Adjudication ordered on GST applicability for medicines supplied to inpatients by hospitals during treatment
Issue
Whether the supply of medicines, medical devices, and consumables to inpatients by a hospital constitutes a part of exempt “health services” or is a taxable supply liable to GST, specifically when billed to patients (either as a package or itemized) without separately reflecting GST on the invoice.
Facts
Show Cause Notice (SCN): The Revenue Department issued an SCN to the hospital alleging that medicines and consumables dispensed to patients were billed at MRP, but the tax component (GST) collected was not deposited with the Government.
Hospital’s Defense: The hospital contended that:
Health services are fully exempt from GST.
Medicines, devices, or consumables administered to patients as part of these health services are composite supplies bundled with the exempt service, hence no GST is payable.
Separately, sales made by the hospital’s pharmacy (likely to outpatients) are subjected to GST, which is collected and paid.
Billing Practice: The hospital claimed it does not separately reflect any GST on the invoices raised for inpatients.
Court’s Observation: Hospitals invariably administer medicines and consumables to inpatients, billing them either as a package or item-by-item. The core factual dispute is whether these supplies are distinct taxable sales or integral to the exempt treatment.
Decision
Direction to Reply: The hospital is directed to file a proper detailed reply to the impugned SCN.
Evidence Required: The hospital must place factual evidence before the adjudicating authority, including:
Copies of invoices raised on patients.
Details of procurement of medicines/devices and the tax paid at the procurement stage.

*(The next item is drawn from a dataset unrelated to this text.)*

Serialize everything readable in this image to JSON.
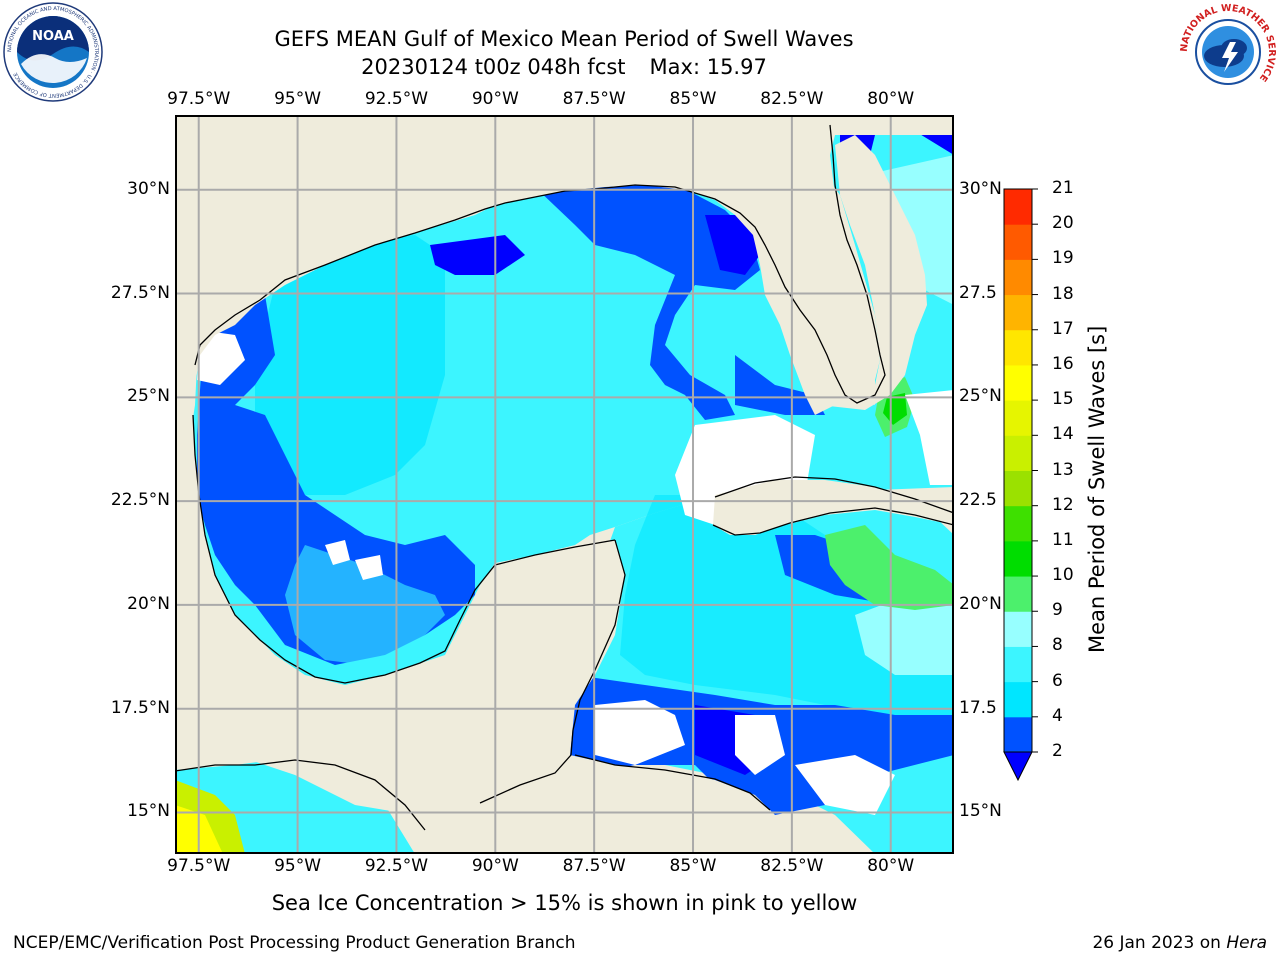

The specific manner in which these items are billed to patients when services are administered.
Adjudication to Proceed: The adjudication proceedings are allowed to continue to determine the factual nature of the supply.
Interim Protection: The adjudicating authority may pass a final order, but it shall not be given effect (enforced) during the pendency of the instant petition before the Court.
Key Takeaways
Composite Supply Concept: The central debate rests on whether inpatient supplies are a “Composite Supply” where the principal supply is exempt healthcare (making the ancillary goods exempt too), or if they are separate taxable supplies.
Inpatient vs. Outpatient: Typically, medicines given to inpatients during treatment are considered part of healthcare services (Exempt), whereas over-the-counter pharmacy sales to outpatients are taxable.
Documentation is Critical: The outcome will depend heavily on how the hospital structures its billing (package vs. itemized) and whether it can prove that no GST was actually collected from inpatients on these specific items.
Protection Against Recovery: While the tax authorities can finalize the demand order, they cannot recover the money immediately due to the Court’s stay, providing temporary relief to the hospital.